Open ddoherty03 opened 3 years ago

ddoherty03 commented 3 years ago
  1. After an insert into buffer, would be nice to have a command to clear the results (i.e., the => stuff) and allow revision, and if a region is active limit the clearing to the region.

  2. Unless you're constrained by calc, allow variable names to have digits in them, e.g., Price1, Price2, and perhaps underscores, Price_1 and Price_2

  3. Allow variables from lines with inserted results to continue to participate in calculations, now they seem to be "deactivated."

  4. Real kick-ass addition to Emacs, many thanks Sulami!

sulami commented 3 years ago

I've released something concerning 1 and 2 (though I'm not convinced 1 is entirely free of edge cases).

3 is somewhat difficult, this package is architecturally not keeping track of values very well, a lot of the data is only persisted as buffer content, which is bad for many reasons, but handling that data is also a bit of a pain in Emacs Lisp (like so many things).

  1. Thanks.
ddoherty03 commented 3 years ago

OK. That's encouraging. Both 1 and 2 are welcome additions. I think clearing the results allows 3, in effect. Just have to re-insert when done.

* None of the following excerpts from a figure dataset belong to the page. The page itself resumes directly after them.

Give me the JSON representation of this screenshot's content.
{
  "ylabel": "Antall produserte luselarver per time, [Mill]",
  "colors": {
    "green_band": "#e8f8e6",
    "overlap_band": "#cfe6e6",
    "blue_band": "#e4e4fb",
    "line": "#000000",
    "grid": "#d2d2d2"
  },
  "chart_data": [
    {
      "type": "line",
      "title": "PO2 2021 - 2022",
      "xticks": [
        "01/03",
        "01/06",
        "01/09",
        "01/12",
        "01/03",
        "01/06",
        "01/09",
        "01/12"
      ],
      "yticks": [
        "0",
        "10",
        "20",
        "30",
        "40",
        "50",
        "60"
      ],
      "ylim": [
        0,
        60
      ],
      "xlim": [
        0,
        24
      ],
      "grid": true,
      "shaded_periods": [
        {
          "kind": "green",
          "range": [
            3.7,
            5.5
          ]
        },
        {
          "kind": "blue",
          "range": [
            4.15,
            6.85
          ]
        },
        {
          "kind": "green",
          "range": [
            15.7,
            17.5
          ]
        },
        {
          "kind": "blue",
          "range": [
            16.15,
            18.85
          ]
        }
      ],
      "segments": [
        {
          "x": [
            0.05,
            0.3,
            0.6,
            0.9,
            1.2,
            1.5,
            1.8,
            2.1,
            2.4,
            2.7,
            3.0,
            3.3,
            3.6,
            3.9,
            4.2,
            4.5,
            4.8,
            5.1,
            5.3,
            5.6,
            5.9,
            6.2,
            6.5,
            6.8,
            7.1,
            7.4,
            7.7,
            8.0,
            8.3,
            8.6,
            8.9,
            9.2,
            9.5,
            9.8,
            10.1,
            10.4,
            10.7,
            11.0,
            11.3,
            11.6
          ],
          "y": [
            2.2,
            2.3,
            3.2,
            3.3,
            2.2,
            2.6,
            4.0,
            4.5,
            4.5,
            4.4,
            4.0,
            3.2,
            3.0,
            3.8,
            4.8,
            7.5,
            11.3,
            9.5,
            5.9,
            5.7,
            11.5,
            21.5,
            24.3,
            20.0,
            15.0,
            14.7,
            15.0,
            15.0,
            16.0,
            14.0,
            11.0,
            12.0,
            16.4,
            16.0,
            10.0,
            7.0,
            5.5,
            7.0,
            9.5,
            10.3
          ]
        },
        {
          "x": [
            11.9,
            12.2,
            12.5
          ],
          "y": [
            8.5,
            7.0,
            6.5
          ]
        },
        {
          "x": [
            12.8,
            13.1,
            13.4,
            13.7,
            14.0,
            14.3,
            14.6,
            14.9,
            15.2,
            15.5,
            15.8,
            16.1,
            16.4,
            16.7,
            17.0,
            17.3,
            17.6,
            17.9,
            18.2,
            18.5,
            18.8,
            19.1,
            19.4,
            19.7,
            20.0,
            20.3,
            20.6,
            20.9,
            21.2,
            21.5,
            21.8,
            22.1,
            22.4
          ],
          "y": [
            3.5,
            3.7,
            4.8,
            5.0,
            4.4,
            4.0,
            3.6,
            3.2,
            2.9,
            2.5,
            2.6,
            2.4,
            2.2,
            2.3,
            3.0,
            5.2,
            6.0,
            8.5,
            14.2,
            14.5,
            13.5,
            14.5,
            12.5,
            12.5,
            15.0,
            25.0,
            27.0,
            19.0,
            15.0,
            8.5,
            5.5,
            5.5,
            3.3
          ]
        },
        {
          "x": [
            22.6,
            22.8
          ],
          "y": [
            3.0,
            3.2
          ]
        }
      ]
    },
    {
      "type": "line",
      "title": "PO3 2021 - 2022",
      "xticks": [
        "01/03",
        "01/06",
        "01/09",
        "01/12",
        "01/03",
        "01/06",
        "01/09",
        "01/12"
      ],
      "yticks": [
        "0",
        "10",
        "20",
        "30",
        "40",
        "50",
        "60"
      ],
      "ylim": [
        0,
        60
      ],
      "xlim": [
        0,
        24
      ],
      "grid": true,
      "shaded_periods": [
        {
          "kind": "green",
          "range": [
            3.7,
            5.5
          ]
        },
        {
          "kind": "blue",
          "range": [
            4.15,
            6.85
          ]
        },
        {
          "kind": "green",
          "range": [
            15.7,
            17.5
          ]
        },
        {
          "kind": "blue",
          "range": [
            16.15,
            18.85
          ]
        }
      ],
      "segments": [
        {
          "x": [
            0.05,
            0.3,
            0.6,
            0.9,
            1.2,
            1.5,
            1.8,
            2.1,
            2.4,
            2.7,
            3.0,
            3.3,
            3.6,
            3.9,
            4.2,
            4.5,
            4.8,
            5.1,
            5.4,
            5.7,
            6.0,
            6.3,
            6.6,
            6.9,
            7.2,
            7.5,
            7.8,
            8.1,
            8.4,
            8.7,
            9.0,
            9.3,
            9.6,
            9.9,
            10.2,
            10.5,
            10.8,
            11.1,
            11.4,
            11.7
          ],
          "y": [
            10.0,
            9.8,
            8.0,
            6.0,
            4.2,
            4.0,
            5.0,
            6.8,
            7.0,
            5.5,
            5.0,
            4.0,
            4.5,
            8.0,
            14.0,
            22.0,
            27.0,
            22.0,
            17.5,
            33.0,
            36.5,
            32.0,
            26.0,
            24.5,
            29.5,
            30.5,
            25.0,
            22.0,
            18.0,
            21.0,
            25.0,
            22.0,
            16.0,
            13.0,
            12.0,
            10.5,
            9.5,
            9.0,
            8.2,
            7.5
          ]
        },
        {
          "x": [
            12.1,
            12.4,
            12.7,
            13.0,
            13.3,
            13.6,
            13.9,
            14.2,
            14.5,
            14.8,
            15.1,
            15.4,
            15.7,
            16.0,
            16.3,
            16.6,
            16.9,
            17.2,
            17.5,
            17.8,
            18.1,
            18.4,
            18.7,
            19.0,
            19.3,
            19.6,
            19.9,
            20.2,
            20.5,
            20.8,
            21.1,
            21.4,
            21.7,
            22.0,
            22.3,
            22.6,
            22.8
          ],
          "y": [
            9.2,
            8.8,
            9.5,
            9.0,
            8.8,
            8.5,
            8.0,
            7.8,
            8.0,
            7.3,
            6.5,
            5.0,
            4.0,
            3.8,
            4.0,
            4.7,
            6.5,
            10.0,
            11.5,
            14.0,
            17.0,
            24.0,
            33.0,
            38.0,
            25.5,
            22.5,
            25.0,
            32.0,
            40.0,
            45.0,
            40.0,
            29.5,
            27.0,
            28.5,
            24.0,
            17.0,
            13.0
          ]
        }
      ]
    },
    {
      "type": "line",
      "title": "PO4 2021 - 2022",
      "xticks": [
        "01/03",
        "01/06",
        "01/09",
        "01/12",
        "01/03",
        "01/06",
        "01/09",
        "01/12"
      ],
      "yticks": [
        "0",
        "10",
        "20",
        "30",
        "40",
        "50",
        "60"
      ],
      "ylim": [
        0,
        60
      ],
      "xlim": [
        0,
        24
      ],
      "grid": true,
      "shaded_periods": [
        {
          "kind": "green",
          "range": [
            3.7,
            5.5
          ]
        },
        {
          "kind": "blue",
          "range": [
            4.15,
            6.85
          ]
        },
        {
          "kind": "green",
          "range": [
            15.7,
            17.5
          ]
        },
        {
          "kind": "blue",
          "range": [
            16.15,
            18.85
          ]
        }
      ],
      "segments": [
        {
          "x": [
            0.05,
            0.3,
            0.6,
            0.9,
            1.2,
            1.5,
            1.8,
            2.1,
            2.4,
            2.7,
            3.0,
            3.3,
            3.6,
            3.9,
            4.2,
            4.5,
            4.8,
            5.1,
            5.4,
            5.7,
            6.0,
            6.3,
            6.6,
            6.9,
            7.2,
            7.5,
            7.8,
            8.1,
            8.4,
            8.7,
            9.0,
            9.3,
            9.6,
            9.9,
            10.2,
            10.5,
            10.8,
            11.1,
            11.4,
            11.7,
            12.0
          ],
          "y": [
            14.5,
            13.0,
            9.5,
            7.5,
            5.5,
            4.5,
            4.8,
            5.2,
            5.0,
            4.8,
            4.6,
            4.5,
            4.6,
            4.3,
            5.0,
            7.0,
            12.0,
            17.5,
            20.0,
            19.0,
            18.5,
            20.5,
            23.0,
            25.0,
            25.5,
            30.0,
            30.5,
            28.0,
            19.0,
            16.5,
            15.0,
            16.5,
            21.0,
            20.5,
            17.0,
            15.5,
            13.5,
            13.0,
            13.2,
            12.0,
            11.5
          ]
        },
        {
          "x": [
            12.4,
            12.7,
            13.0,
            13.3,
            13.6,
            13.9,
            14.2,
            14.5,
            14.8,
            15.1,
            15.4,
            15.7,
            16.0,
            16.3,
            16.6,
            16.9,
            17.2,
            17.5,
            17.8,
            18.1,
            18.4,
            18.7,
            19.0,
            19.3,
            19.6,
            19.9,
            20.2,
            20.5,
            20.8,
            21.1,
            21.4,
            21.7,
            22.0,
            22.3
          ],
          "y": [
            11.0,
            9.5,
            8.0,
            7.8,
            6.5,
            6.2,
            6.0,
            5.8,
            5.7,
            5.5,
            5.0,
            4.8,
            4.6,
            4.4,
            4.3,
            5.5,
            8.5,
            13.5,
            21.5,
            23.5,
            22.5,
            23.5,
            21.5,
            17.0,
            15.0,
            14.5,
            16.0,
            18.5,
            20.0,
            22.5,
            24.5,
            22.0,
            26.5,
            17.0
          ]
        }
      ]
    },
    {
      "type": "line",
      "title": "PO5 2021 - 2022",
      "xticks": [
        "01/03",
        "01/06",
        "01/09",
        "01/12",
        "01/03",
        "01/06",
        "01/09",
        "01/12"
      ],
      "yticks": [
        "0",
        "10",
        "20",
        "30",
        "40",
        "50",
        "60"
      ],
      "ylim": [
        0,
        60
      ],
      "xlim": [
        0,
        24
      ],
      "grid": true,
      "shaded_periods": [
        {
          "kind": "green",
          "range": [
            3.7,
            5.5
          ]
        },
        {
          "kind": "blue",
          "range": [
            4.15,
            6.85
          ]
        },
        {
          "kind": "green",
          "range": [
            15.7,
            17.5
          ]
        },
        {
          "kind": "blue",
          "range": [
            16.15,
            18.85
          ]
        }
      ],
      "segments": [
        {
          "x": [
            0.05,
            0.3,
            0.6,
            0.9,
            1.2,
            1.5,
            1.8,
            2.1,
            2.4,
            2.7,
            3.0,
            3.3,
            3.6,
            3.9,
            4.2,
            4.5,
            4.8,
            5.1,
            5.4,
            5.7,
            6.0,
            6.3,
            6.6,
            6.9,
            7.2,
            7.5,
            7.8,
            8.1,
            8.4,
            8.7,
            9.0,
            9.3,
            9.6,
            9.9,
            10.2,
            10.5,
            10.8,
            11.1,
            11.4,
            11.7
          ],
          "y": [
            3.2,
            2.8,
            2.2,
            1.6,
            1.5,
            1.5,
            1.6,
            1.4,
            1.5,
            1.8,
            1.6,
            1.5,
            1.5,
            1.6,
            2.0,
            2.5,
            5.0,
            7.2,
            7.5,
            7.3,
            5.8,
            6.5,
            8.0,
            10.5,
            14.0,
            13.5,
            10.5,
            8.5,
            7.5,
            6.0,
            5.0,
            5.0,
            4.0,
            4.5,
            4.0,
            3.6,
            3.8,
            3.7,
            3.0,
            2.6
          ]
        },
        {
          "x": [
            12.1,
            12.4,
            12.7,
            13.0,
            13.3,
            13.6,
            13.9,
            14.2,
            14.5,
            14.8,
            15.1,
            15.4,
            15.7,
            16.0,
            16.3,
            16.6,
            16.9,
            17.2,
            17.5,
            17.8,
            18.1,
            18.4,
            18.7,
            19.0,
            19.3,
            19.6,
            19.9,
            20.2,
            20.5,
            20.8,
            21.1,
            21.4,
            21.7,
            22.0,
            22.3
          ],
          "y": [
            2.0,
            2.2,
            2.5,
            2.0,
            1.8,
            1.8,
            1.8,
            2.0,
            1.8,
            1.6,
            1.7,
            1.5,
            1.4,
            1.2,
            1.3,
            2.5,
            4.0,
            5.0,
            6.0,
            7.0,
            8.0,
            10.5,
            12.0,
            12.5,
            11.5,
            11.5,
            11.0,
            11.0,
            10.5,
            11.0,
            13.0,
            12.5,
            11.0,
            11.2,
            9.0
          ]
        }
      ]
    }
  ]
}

cougarten commented 3 years ago

I'd love an "eval subtree" so it doesn't have to go through my huge buffer. (Ideally taking in the org heading under the cursor or if not on a heading the next heading above it. I don't want to move to the header to refresh my calculation)

sulami commented 3 years ago

cougarten notifications@github.com writes:

I'd love an "eval subtree" so it doesn't have to go through my huge buffer.

That's something I've been thinking about as well, given how re-scanning the entire buffer on every keystroke is clearly not infinitely scalable. On the other hand I'd have to actually build a dependency tree, which means recursively searching forward on every edit and selectively updating, or at the very least walking the whole buffer with a dynamically modified search term.

It's a nice idea though, I'd have to prototype a bit, and also do some benchmarks in the first place to evaluate options.

-- Robin

cougarten commented 3 years ago

Oh right, on any keystroke would be most dope of course :)

sulami commented 3 years ago

Oh right, on any keystroke would be most dope of course :)

Right now it does actually potentially re-evaluate on every keystroke, at least it checks on every buffer edit whether it is likely inside a calc expression.

The problem here of course is very large buffers with many expressions, that might become laggy at some point.